What good is a public revolt going to do you, Mr. Schubert? There is no recourse from the ultimate power of the Supreme Court. The quest to influence god-emperor Anthony Kennedy’s thinking with legislative victories won’t get very far if the government colludes with plaintiffs to arrange lower-court deletion of those victories. In an age when we hear much talk about respecting the “will of the people,” here we have an issue where the “right” answer has been pre-ordained, and the people must be re-programmed to accept it, by any means necessary.

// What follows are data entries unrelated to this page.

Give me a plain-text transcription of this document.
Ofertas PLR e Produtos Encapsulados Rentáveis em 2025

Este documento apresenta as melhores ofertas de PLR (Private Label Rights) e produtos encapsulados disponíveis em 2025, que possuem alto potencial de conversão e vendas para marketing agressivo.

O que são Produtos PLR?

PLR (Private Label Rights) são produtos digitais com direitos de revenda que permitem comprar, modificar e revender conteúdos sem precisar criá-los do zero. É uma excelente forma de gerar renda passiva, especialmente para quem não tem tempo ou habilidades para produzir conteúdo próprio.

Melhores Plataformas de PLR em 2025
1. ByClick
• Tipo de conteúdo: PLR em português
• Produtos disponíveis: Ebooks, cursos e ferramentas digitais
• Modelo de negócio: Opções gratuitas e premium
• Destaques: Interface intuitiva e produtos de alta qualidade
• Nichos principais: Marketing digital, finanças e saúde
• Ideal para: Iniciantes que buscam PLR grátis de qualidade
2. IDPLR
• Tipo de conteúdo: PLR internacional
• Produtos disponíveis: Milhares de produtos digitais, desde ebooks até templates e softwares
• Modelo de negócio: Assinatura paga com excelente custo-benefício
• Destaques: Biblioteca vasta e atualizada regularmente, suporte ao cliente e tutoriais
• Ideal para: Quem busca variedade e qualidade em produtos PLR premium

Gay-marriage proponents seem oddly insecure about their ability to win the right way, through elections and legislative victories, since by any objective measure they’ve been doing very well in that arena. I’m not a wholehearted supporter of the Pennsylvania law under challenge, as it prohibits civil unions, which I’ve always supported. I’ve never been in favor of arbitrarily denying simple legal considerations that any consenting adults should be able to arrange between each other – to take one example from USA Today’s description of the Pennsylvania case, why shouldn’t you be able to designate anyone you please to receive automatic power of attorney for health care decisions?
But the right way to make law is through the legislature. It’s hard work, changing enough minds to influence representatives, or replace them in elections. Winning the favor of a few administrative officials, judges, and swing Justices is much easier, but it’s not the right way to handle an issue of this gravity.